Without treatment, the main and inevitable complication is the rapid progression of congestive heart failure. Chronic volume overload of the left cardiac chambers induces increasingly marked atrial and ventricular dilation, with progressive worsening of left ventricular function and development of refractory heart failure. Associated with this deterioration is the frequent onset of post-capillary pulmonary hypertension, initially reversible but which can become chronic over time, causing irreversible pulmonary vascular damage.
Left atrial dilation also represents an important anatomical substrate for the development of supraventricular arrhythmias, particularly atrial fibrillation and atrial flutter. These arrhythmias can further complicate the clinical picture with thromboembolic events, requiring dedicated pharmacological or interventional management.
Surgical complications are generally rare in specialized centers but may include:
In very rare cases, thromboembolic complications may occur, particularly in patients with persistent atrial fibrillation or significant residual atrial dilation, thus requiring careful management of postoperative anticoagulant or antiplatelet therapy.

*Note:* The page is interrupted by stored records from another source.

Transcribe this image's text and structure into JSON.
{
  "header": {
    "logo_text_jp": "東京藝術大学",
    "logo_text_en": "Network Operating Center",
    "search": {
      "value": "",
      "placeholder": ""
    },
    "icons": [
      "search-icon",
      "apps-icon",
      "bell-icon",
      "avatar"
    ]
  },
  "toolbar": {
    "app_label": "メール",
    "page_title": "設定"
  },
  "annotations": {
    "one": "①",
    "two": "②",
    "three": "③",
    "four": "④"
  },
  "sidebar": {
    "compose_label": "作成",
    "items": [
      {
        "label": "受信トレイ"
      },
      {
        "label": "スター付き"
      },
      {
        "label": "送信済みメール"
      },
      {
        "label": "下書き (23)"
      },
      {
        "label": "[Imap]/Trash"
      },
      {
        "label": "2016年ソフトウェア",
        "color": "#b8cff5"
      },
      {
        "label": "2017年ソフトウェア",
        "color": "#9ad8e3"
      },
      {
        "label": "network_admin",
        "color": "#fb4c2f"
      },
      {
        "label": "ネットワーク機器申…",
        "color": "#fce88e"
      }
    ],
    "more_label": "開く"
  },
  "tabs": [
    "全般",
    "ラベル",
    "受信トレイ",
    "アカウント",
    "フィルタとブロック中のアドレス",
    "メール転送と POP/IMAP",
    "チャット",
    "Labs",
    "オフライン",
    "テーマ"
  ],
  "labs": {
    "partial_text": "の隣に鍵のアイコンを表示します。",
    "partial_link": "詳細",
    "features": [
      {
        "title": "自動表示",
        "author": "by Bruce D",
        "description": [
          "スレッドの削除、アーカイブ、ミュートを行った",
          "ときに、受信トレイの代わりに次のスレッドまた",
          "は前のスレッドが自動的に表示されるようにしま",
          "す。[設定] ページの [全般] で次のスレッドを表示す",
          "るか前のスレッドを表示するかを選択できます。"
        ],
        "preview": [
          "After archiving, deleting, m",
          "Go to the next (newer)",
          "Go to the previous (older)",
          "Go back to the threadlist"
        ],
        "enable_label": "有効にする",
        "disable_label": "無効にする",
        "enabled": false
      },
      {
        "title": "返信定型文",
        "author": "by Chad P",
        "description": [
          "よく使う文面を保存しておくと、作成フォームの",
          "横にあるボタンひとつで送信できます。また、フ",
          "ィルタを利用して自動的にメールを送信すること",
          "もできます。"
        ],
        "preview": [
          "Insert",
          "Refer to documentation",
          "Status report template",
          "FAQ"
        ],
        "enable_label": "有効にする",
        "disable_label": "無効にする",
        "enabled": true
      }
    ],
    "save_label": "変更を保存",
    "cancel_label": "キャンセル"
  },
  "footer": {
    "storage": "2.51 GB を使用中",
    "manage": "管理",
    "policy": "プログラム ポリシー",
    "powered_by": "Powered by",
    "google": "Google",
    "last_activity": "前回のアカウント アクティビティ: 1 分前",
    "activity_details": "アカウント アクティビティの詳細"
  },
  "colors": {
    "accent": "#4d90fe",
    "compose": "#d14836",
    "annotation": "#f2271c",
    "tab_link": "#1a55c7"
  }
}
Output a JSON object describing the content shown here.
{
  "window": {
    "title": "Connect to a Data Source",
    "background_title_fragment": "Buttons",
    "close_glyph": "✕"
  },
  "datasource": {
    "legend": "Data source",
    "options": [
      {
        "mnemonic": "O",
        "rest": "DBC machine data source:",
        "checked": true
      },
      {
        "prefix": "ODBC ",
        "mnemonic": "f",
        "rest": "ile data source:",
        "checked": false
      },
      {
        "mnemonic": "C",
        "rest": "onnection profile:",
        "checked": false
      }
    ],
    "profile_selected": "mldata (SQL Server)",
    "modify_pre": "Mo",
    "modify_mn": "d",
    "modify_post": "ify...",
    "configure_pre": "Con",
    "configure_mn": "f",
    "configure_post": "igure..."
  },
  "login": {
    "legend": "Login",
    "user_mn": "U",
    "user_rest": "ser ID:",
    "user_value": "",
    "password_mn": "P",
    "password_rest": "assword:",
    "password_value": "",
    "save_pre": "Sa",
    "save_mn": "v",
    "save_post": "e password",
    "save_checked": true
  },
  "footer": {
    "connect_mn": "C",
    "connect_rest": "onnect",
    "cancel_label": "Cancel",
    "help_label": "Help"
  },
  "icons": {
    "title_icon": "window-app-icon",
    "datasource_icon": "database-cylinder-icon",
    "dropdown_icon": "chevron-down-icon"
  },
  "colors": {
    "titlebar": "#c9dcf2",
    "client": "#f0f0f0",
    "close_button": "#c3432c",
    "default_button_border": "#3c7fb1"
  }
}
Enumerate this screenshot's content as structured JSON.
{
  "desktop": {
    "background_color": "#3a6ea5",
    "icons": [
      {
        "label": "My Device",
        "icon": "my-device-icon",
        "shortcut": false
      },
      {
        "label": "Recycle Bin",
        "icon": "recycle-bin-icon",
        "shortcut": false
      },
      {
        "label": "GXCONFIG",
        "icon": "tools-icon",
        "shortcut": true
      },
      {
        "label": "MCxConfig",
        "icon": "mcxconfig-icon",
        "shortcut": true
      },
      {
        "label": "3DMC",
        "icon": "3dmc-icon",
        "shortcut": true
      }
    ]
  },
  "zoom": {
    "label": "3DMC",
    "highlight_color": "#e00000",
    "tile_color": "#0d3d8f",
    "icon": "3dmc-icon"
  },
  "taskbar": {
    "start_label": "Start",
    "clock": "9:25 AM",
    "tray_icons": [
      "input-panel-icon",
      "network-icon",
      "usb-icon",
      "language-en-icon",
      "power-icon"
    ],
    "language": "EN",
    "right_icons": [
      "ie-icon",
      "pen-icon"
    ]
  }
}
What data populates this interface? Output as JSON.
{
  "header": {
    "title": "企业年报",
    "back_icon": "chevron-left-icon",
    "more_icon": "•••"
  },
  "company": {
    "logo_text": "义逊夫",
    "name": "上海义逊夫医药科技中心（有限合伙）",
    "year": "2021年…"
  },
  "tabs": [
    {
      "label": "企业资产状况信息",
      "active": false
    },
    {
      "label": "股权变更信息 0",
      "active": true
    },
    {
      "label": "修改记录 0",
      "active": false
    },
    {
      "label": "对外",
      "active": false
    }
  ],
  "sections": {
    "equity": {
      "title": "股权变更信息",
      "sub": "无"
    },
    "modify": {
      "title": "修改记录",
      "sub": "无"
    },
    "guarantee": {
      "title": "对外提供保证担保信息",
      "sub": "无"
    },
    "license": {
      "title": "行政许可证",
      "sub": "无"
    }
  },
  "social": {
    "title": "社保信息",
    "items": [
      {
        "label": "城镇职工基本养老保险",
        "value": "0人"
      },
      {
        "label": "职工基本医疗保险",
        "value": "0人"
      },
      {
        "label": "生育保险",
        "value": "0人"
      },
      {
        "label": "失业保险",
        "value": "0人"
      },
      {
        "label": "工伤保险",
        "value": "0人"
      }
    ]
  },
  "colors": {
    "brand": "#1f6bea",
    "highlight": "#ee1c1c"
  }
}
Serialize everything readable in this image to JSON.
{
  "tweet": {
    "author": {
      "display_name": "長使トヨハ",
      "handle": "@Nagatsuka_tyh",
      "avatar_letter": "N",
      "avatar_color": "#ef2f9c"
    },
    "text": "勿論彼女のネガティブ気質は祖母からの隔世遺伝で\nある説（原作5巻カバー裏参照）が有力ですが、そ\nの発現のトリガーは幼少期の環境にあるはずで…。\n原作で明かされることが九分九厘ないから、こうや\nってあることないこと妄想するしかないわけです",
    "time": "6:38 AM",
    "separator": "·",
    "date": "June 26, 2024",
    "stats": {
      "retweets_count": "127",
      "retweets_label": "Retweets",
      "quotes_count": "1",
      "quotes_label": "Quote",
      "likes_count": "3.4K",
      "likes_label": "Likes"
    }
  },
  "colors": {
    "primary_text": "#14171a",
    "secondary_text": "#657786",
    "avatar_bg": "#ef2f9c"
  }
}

In the long term, a peculiar problem in the pediatric population is the need for reoperation related to somatic growth. As cardiac dimensions and body size increase, implanted artificial chords may lose their optimal tension, requiring further surgical adjustment to maintain satisfactory mitral valve function.
The best strategy to minimize complications consists of early diagnosis of the malformation, careful surgical planning, and strict clinical and echocardiographic follow-up. When these conditions are met, the incidence of severe complications is extremely low, ensuring a favorable prognosis and good long-term quality of life.